Een dag later lig ik op een massagetafel in Varkala, een toeristische kustplaats in India. Het is het beginpunt van onze reis, die ons
langs verschillende tempels zal leiden. Tempels worden niet zomaar ergens gebouwd, vertelt Evelien, maar alleen op plekken waar energie vanuit de aarde of de kosmos voelbaar is en door daarmee contact te maken, kun je meer leren over het leven.
Na een paar jaar les weet ik dat ik er niet te veel over moet nadenken, maar het gewoon over me heen kan laten komen. Dan kom
ik vanzelf van alles tegen. Vandaag doen we het nog rustig aan. We hebben ons ingeschreven voor een Ayurvedische massage. Als het mijn beurt is, zijn de vrouwelijke masseurs volgeboekt. Jammer, want ik had juist behoefte aan de ongecompliceerde zachtheid van een vrouw.
Ik krijg een pezig klein mannetje met een donkere baard. Hij reikt me een lendendoek aan en vraagt me alles uit te trekken en
de doek om te slaan en te gaan liggen op de massagetafel.
Glimlach
Het lukt niet om me te ontspannen. Niks aan de hand, denk ik, laat het over je heen komen. Maar ik blijf alert en volg alles wat hij
doet nauwgezet. Dan zie ik ineens het gezicht van mijn overleden moeder boven me.
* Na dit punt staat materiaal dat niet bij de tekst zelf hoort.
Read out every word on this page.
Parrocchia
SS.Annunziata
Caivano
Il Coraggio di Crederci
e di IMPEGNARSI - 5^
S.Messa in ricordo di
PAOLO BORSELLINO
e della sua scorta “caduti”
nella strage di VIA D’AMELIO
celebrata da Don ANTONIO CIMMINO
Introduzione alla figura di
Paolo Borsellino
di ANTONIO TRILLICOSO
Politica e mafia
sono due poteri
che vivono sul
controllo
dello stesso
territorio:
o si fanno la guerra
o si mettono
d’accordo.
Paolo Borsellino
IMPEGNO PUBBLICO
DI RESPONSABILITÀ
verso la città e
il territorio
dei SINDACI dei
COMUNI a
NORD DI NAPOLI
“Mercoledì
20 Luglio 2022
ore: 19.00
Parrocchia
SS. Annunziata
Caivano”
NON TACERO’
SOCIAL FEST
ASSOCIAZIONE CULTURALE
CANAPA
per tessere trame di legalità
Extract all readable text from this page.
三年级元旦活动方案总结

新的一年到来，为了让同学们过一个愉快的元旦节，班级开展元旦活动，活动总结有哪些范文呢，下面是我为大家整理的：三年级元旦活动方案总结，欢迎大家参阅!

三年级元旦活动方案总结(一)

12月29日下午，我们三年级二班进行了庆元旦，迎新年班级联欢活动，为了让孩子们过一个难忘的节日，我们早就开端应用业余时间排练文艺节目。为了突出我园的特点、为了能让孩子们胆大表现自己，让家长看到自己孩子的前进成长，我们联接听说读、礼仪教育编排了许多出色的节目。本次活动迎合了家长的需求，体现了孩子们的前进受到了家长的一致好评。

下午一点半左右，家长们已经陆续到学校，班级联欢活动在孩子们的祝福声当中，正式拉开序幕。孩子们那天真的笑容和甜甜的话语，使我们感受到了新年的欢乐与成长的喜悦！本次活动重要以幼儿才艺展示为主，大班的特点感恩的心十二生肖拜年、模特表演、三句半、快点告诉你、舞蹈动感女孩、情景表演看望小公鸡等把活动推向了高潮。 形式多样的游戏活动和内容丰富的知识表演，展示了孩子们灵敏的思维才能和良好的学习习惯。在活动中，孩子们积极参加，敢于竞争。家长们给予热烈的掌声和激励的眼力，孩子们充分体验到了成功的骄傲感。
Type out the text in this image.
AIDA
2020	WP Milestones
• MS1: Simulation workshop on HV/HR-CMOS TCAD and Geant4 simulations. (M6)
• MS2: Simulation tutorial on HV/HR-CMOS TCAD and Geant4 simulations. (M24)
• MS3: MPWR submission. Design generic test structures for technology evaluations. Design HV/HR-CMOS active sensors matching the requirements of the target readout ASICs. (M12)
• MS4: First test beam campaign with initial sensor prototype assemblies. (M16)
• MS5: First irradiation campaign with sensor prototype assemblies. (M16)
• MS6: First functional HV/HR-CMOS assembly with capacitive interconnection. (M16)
Ze glimlacht naar me, alsof ze wil zeggen:
waar heb je je nu weer in gemanoeuvreerd? Helemaal naar India gereisd en nu lig je hier gespannen op een tafel.
Het is niet de eerste keer dat ik haar aanwezigheid voel. Vlak nadat ze overleden was dat ook het geval. Ik was toen tien jaar. Ze had
een depressie, maar heeft niet zelf een einde aan haar leven gemaakt, ze kreeg een ongeluk in huis. Later ben ik gaan denken
dat ze misschien ‘gehaald is’, omdat ze het zo moeilijk had. Na dat ene moment is ze nog een paar keer in dromen voorbij gekomen, maar nooit meer zoals nu hier in India. Door haar grijns weet ik dat het goed is. Ik geef me over aan deze man en kom na
de massage rozig en ontspannen naar buiten. Ik voel me weer het kleine meisje van voordat het moeilijker werd in huis en herinner me de zorg van mijn vader, die me vlak voor ik naar India vertrok een warme knuffel gaf, en van mijn moeder, die net nog
boven me zweefde. Bijzonder dat ze met me meegereisd is.
Tempel van de godin
We verlaten Varkala en trekken naar het zuidelijkste puntjevan India, Kanya Kumari. Het gaat nu echt beginnen. Wat zal
er straks allemaal bovenkomen en kan ik het aan? Het is alsof ik op de rem sta, vlak voordat ik een achtbaan af roetsj. Een paar dagen achtereen heb ik knallende hoofdpijn. In Kanya Kumari komen drie zeeën samen en we kijken samen met pelgrims uit heel India naar de zonsopgang. Het is prachtig, maar ik voel me, zoals altijd in nieuwe groepen, wat ontredderd. Een onzeker gevoel overvalt me. Ik weet dat ik dan het best even alleen kan zijn om weer op te laden. Maar dat lukt nu niet goed.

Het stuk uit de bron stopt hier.